The Texas AFL-CIO is an umbrella group for labor unions in Texas under the AFL-CIO. While it does not directly represent workers in negotiations, it speaks as the political voice for 70 affiliated unions and trades councils whose membership includes longshoremen, bricklayers, government employees, construction workers, roofers, and other employees. The group is one of 52 local federations that conduct activities in coordination with the AFL-CIO, the largest federation of labor unions in the country. The Texas AFL-CIO claims that its associated labor unions have 235,000 members.
The Texas State AFL-CIO was created by the merger of the Texas State Federation of Labor and the Texas State CIO Council in 1957. The latter group had formed two decades earlier, as the Texas State Industrial Union Council, when industrial unionists split from the national American Federation of Labor.
Organized labor emerged as “a political and social force in Texas” after World War II. The CIO and AFL began endorsing statewide candidates in the 1940s, and in 1958, the newly merged AFL-CIO began rating state lawmakers and getting involved in legislative races. Union membership in Texas peaked around 1960, at 400,000 members, including 375,000 members of AFL-CIO affiliates.
Union influence in Texas has declined as the state has become more Hispanic and more women have entered the workforce. Another key factor has been the decline of union-heavy sectors such as mining and manufacturing. During the Texas oil bust of the 1980s, membership in the AFL-CIO declined from 300,000 in 1984 to 220,000 in 1989.
The state’s pro-business climate has also prevented unions from dominating political debates. The state’s rate of union membership, at 4 percent, is under half the national rate, as it has been since at least 2000.
The Texas AFL-CIO has in recent years searched for new strategies to remain relevant as the nature of work has changed, with contracting and outsourcing becoming more prevalent. In Texas, the union has broadened the scope of its activities, getting involved in debates over immigration, the minimum wage, and identity politics.
Politics and Policy
The AFL-CIO’s high-water point politically in Texas was the 1982 Democratic sweep of statewide offices. Labor’s influence has been more muted since then. In 1991, the group opened up endorsements to candidates beyond Democrats in general elections.
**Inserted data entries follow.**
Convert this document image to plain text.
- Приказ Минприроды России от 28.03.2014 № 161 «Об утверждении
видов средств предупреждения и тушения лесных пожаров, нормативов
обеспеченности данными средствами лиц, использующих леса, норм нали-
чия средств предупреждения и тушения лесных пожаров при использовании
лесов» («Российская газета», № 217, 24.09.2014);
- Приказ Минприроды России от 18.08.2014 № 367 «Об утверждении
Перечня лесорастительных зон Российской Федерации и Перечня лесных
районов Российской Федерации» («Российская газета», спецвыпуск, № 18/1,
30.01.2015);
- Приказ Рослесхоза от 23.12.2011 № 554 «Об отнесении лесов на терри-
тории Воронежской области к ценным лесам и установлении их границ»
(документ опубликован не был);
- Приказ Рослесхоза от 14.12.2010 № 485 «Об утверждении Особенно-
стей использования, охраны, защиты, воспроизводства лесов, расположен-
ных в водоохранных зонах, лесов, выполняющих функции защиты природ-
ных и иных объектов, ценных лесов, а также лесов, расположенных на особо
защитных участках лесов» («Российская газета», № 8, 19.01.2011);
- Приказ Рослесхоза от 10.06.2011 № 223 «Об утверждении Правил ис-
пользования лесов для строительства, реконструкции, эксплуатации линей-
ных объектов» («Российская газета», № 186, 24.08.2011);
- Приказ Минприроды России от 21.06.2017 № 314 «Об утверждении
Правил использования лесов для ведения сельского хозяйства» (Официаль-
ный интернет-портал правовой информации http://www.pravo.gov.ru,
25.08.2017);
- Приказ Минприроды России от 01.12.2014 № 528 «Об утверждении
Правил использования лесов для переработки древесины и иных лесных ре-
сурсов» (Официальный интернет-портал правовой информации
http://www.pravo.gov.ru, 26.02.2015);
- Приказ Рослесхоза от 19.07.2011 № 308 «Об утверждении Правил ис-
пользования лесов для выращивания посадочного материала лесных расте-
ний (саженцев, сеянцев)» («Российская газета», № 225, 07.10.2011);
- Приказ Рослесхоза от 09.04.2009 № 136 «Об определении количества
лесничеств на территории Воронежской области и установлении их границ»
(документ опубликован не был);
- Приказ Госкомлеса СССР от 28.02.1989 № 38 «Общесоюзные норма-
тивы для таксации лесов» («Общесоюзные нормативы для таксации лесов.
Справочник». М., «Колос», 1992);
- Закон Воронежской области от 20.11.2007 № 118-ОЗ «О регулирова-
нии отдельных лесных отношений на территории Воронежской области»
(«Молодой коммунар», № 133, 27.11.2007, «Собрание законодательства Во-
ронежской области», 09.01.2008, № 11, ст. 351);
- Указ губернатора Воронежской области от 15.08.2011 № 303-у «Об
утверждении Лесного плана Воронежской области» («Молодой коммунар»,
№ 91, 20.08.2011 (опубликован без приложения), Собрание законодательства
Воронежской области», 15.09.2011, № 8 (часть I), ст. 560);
Workers’ Compensation Law (1989-1995)
In 1989, the Texas Legislature met in two special sessions on workers’ compensation, passing a bill that supporters said would reduce runaway costs but that labor groups said were unfair to workers.  Texas’ workers’ compensation rates were some of the highest in the country. Under the measure, lawyers’ fees in workers’ compensation cases were limited, and the maximum benefit was increased. The bill put restrictions on death benefits and allowed employers to self-insure. The bill specified that injured workers would choose from an approved list of doctors.
In November 1990, the Texas AFL-CIO sued to stop the measure from going into effect, and the next month a district judge blocked most of the new law, finding it unconstitutional. The law was allowed to take effect as scheduled in 1992, even though appeals were pending.
Inmate Labor (1995-1996)
In 1995, the Texas AFL-CIO drew attention to a program under which companies employed state inmates to produce their products, with the state withholding a portion of the inmates’ pay. The labor group said the program was unfair because companies using the program had lower overhead and could shift work to inmate work centers from other locations. Over the objections of the AFL-CIO, the state comptroller in 1996 recommended expansion of the prison industries program.
Workers’ Compensation (2005)
In 2005, the state Legislature passed a bill to create managed care doctor networks and increase benefits by up to 12 percent under its workers’ comp system. The system had been criticized as too costly by industry and labor groups, and the AFL-CIO went along cautiously with the reforms.
Texas Future Project (2014)
See Texas Future Project (for-profit)
In 2014 the late prominent Democratic donor and trial lawyer Steve Mostyn announced a project modeled on the national Democracy Alliance to strengthen Democratic Party power in the state. The Texas Future Project would not collect money directly but would coordinate donations and strategy among left-leaning groups. Unions including the AFL-CIO helped start the project.
Union Dues Collection (2017)
In 2017 the state Senate passed a bill to stop automatic payroll deduction of union dues for certain public employees. The bill covered the collection of dues for state employees and teachers but exempted firefighters and police. Supporters said government should not play a role in collecting union dues, which for teachers in Texas topped $115 million from 2010 through 2016.  Opponents including the AFL-CIO said the measure would put undue burden on members to pay dues separately. A companion measure in the House failed to pass.
A similar measure failed to pass in 2015.
Texas AFL-CIO lists two related organizations:
AFL-CIO state COPE fund. The political committee files with the state Ethics Commission as the State COPE Fund and had $127,223 on hand as of July 15, 2017.